Suppose $\mathcal{C}$ can be represented as $(a_1(t),a_2(t))$. We start by finding the average absolute deviation between the ray length and a constant length.
\begin{equation} \min\limits_{z} \left\{\int\limits_{a_1(p_1)}^{a_1(p_2)}\left|\sqrt{\left(a_1(t)-u\right)^2+\left(a_2(t)-v\right)^2}-z\right| d\theta\right\} \label{Minimum} \end{equation}
\begin{equation} \min\limits_{z} \left\{\int\limits_{a_1(p_1)}^{a_1(p_2)}\left[\left|\sqrt{\left(a_1(t)-u\right)^2+\left(a_2(t)-v\right)^2}-z\right| \frac{d\theta}{dt}\left(\frac{1}{2\pi}\tan^{-1}\left(\frac{a_2(t)-u}{a_1(t)-v}\right)\right)\right] dt \right\} \label{Minimum2} \end{equation}
Where $a_1(p_1)<t<a_1(p_2)$ parametrizes the entire shape
Here is picture to clarify.
(Note the blue circle is created by the angular displacement from the rotated tip of the constant length. Once the tips' back in its initial position, the displacement should be $2\pi$ radians. Hence, $(u,v)$ must remain inside the shape for a credible distribution number.)

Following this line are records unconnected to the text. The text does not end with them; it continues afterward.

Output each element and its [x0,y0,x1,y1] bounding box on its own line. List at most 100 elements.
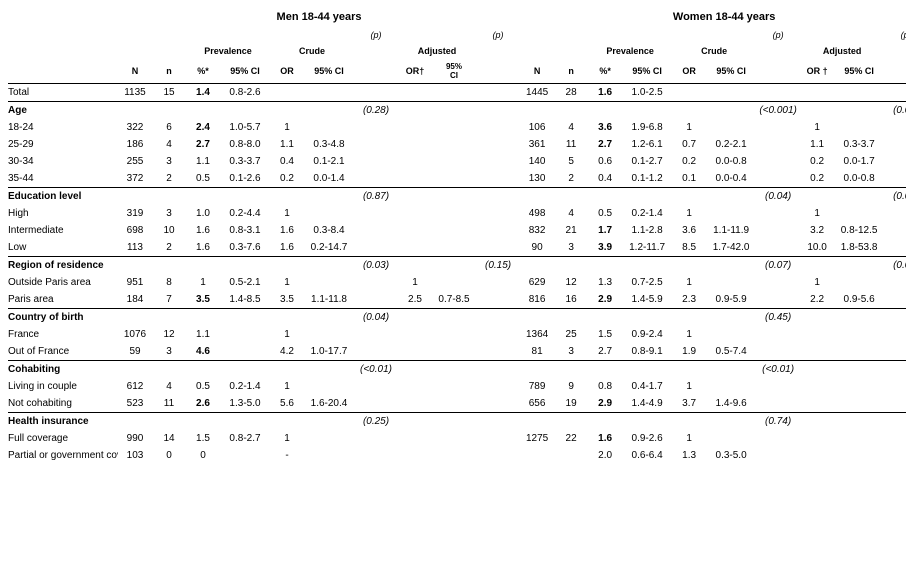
cell [884,119,906,136]
cell [554,188,588,206]
cell: 2.4 [186,119,220,136]
cell [152,257,186,275]
cell: (0.03) [354,257,398,275]
cell: 1.9-6.8 [622,119,672,136]
cell [220,326,270,343]
data-row: Outside Paris area951810.5-2.111629121.3… [8,274,906,291]
cell: 0.0-1.4 [304,170,354,188]
cell: 2.7 [588,343,622,361]
cell [304,102,354,120]
crude-header: Crude [270,43,354,59]
cell [432,84,476,102]
cell [834,378,884,395]
col-or: OR [672,59,706,84]
cell [800,84,834,102]
cell: 1 [800,205,834,222]
row-label: Country of birth [8,309,118,327]
cell: 3.2 [800,222,834,239]
cell [672,361,706,379]
cell [432,136,476,153]
cell [220,188,270,206]
cell [800,188,834,206]
cell: 1.1 [186,326,220,343]
prevalence-header: Prevalence [186,43,270,59]
cell: 90 [520,239,554,257]
cell [672,102,706,120]
cell: 0.2 [672,153,706,170]
cell: 4.6 [186,343,220,361]
cell [304,205,354,222]
cell [432,222,476,239]
cell [756,222,800,239]
cell: 14 [152,430,186,447]
cell [884,170,906,188]
cell [884,395,906,413]
cell [186,361,220,379]
cell [520,102,554,120]
cell: 22 [554,430,588,447]
cell [476,119,520,136]
cell [186,102,220,120]
cell: 3 [152,153,186,170]
cell [398,361,432,379]
cell [398,84,432,102]
cell: (0.15) [476,257,520,275]
cell [756,205,800,222]
cell: 1 [270,326,304,343]
cell [270,84,304,102]
cell [432,102,476,120]
cell: 1.4-9.6 [706,395,756,413]
cell [152,361,186,379]
cell [706,188,756,206]
cell [354,119,398,136]
cell: 0.8-12.5 [834,222,884,239]
cell [220,343,270,361]
cell [432,119,476,136]
col-ci: 95% CI [220,59,270,84]
cell: 1135 [118,84,152,102]
cell: 1 [800,119,834,136]
cell [706,326,756,343]
section-row: Country of birth(0.04)(0.45) [8,309,906,327]
cell [398,239,432,257]
cell [186,309,220,327]
cell [622,257,672,275]
cell [884,222,906,239]
cell [476,205,520,222]
cell: 0.9-2.6 [622,430,672,447]
cell [884,84,906,102]
cell [588,413,622,431]
cell [520,413,554,431]
cell [432,274,476,291]
cell: 2.7 [588,136,622,153]
cell: (0.07) [756,257,800,275]
cell: 1 [672,205,706,222]
cell [476,413,520,431]
cell [672,84,706,102]
cell [834,274,884,291]
cell [706,413,756,431]
cell [834,205,884,222]
cell: 1364 [520,326,554,343]
cell: 0.2 [270,170,304,188]
cell [354,378,398,395]
cell: 372 [118,170,152,188]
cell: 1 [270,119,304,136]
data-row: France1076121.111364251.50.9-2.41 [8,326,906,343]
p-header: (p) [476,27,520,43]
cell [270,309,304,327]
cell [354,239,398,257]
cell [398,205,432,222]
section-row: Health insurance(0.25)(0.74) [8,413,906,431]
col-or-adj: OR † [800,59,834,84]
cell: 1.8-53.8 [834,239,884,257]
cell [432,395,476,413]
cell: (0.25) [354,413,398,431]
cell [756,136,800,153]
cell [834,188,884,206]
section-row: Cohabiting(<0.01)(<0.01) [8,361,906,379]
cell [884,205,906,222]
cell [476,309,520,327]
cell [554,413,588,431]
cell: 0.2-14.7 [304,239,354,257]
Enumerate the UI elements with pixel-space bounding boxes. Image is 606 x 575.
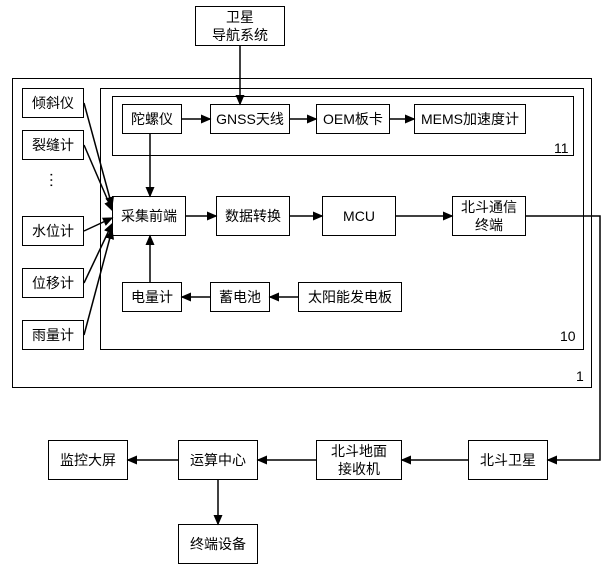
satnav-box: 卫星 导航系统 <box>195 6 285 46</box>
sensor-dots: ··· <box>48 172 54 188</box>
sensor-disp: 位移计 <box>22 268 84 298</box>
terminal-box: 终端设备 <box>178 524 258 564</box>
mcu-box: MCU <box>322 196 396 236</box>
label-11: 11 <box>554 140 569 156</box>
bdterm-box: 北斗通信 终端 <box>452 196 526 236</box>
screen-box: 监控大屏 <box>48 440 128 480</box>
mems-box: MEMS加速度计 <box>414 104 526 134</box>
sensor-crack: 裂缝计 <box>22 130 84 160</box>
sensor-rain: 雨量计 <box>22 320 84 350</box>
oem-box: OEM板卡 <box>316 104 390 134</box>
label-10: 10 <box>560 328 576 344</box>
batt-box: 蓄电池 <box>210 282 270 312</box>
sensor-tilt: 倾斜仪 <box>22 88 84 118</box>
solar-box: 太阳能发电板 <box>298 282 402 312</box>
label-1: 1 <box>576 368 584 384</box>
gnss-box: GNSS天线 <box>210 104 290 134</box>
center-box: 运算中心 <box>178 440 258 480</box>
conv-box: 数据转换 <box>216 196 290 236</box>
bdsat-box: 北斗卫星 <box>468 440 548 480</box>
gyro-box: 陀螺仪 <box>122 104 182 134</box>
sensor-water: 水位计 <box>22 216 84 246</box>
fuel-box: 电量计 <box>122 282 182 312</box>
acq-box: 采集前端 <box>112 196 186 236</box>
ground-box: 北斗地面 接收机 <box>316 440 402 480</box>
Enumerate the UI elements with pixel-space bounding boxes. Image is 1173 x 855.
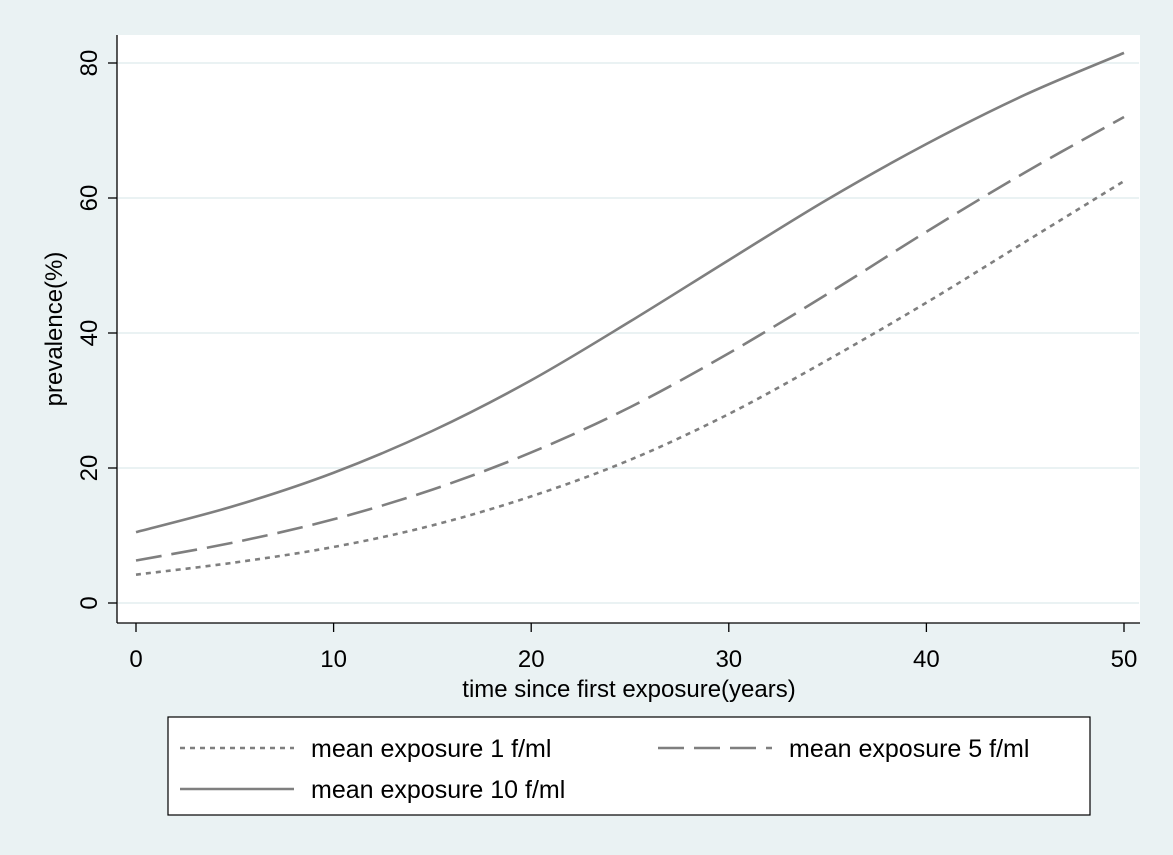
series-layer — [135, 51, 1125, 576]
plot-area — [117, 35, 1140, 623]
gridlines — [118, 62, 1139, 604]
y-tick-label: 40 — [76, 320, 103, 347]
x-tick-label: 10 — [320, 646, 347, 673]
x-tick-label: 50 — [1111, 646, 1138, 673]
legend-box — [167, 716, 1091, 816]
y-tick-label: 20 — [76, 455, 103, 482]
legend-label: mean exposure 5 f/ml — [789, 735, 1029, 763]
x-tick-label: 40 — [913, 646, 940, 673]
x-tick-label: 0 — [129, 646, 142, 673]
x-tick-label: 20 — [518, 646, 545, 673]
y-tick-label: 0 — [76, 596, 103, 609]
y-tick-label: 80 — [76, 50, 103, 77]
series-line-1 — [135, 180, 1125, 576]
series-line-2 — [135, 115, 1125, 562]
series-line-3 — [135, 51, 1125, 534]
axes — [116, 35, 1140, 624]
x-tick-label: 30 — [715, 646, 742, 673]
y-tick-label: 60 — [76, 185, 103, 212]
ticks: 0 20 40 60 80 0 10 20 30 40 50 — [76, 50, 1137, 673]
y-axis-title: prevalence(%) — [41, 252, 68, 407]
legend-label: mean exposure 1 f/ml — [311, 735, 551, 763]
legend: mean exposure 1 f/ml mean exposure 5 f/ml… — [167, 716, 1091, 816]
legend-label: mean exposure 10 f/ml — [311, 776, 565, 804]
x-axis-title: time since first exposure(years) — [462, 676, 795, 703]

This can be found by setting the "constant" to the average radius $\overline{r}(u,v)$. Hence we are taking the mean absolute deviation. Say this function, in terms of $(u,v)$ is
\begin{equation} \int\limits_{a_1(p_1)}^{a_1(p_2)}\left[\left|\sqrt{\left(a_1(t)-u\right)^2+\left(a_2(t)-v\right)^2}-\overline{r}(u,v)\right|\frac{d\theta}{dt}\left(\frac{1}{2\pi}\tan^{-1}\left(\frac{a_2(t)-u}{a_1(t)-v}\right)\right)\right]dt \label{AverageRadiusIn} \end{equation}
In order to keep the radius consistent to curves geometrically similar, we divide the integral by the average radius. This gives us distribution $\phi(u,v)$.
\begin{equation} \phi(u,v)=\frac{1}{\overline{r}(u,v)}\int\limits_{a_1(p_1)}^{a_1(p_2)}\left[\left|\sqrt{\left(a_1(t)-u\right)^2+\left(a_2(t)-v\right)^2}-\overline{r}(u,v)\right|\frac{d\theta}{dt}\left(\frac{1}{2\pi}\tan^{-1}\left(\frac{a_2(t)-u}{a_1(t)-v}\right)\right)\right]dt \label{CompleteEquation} \end{equation}
Which determines how evenly distributed is curve $\mathcal{C}$.
In a post, a code was given to parametrize implicitly defined $\mathcal{C}$ using arclength.
expr = (x^2 + y^2 + Sin[4 x] + Sin[4 y] - 4)^2 + .415 x - .4;
exprt = expr /. {x -> x[t], y -> y[t]};
odes = {D[exprt, t], x'[t]^2 + y'[t]^2 - 1}
starty = y /. FindRoot[(expr /. x -> 0) == 0, {y, 2/9}]
Quiet[soln =
NDSolveValue[
Join[Thread[odes == 0], {x[0] == 0, y[0] == starty}], {x[t],
y[t]}, {t, 0, 25}];]
{solnX, solnY} = soln;
ParametricPlot[soln, {t, 0, 25}]
Plot[(solnX - 0)^2 + (solnY - starty)^2, {t, 0, 25}]
{min, val} = NMinimize[(solnX - 0)^2 + (solnY - starty)^2, {t, 20, 25}]
stopt = t /. val;
r = Compile[{{x, _Real}, {y, _Real}},
NIntegrate[
Sqrt[(solnX - x)^2 + (solnY - y)^2]*
D[ArcTan[solnX - x, solnY - y], t], {t, 0, stopt},
MaxRecursion -> 100, Method -> "Trapezoidal"]/(2*Pi)]
s = Compile[{{x, _Real}, {y, _Real}},
NIntegrate[
Abs[Sqrt[(solnX - x)^2 + (solnY - y)^2] - r[x, y]]*
D[ArcTan[solnX - x, solnY - y], t], {t, 0, stopt},
MaxRecursion -> 100, Method -> "Trapezoidal"]/(2*Pi)]
The distrbution number is
Phi = Compile[{{x, _Real}, {y, _Real}}, s[x, y]/r[x, y]]
However, there is no clear way of determining where to measure $(u,v)$. If we set $(u,v)$ to the centroid, it could be outside the curve and hence the ray won't rotate with an angular displacement of $2\pi$ radians. So where do we set $(u,v)$?
My assumption is to take the average of $\phi(u,v)$ inside $\mathcal{C}$. This leads to a brutal formula.
$$\omega=\frac{1}{\text{Area}\left(\mathcal{C}\right)} \iint\limits_{C} \phi(u,v) \ du \ dv$$
Question
Is there a simpler way to describe the integral and distribution?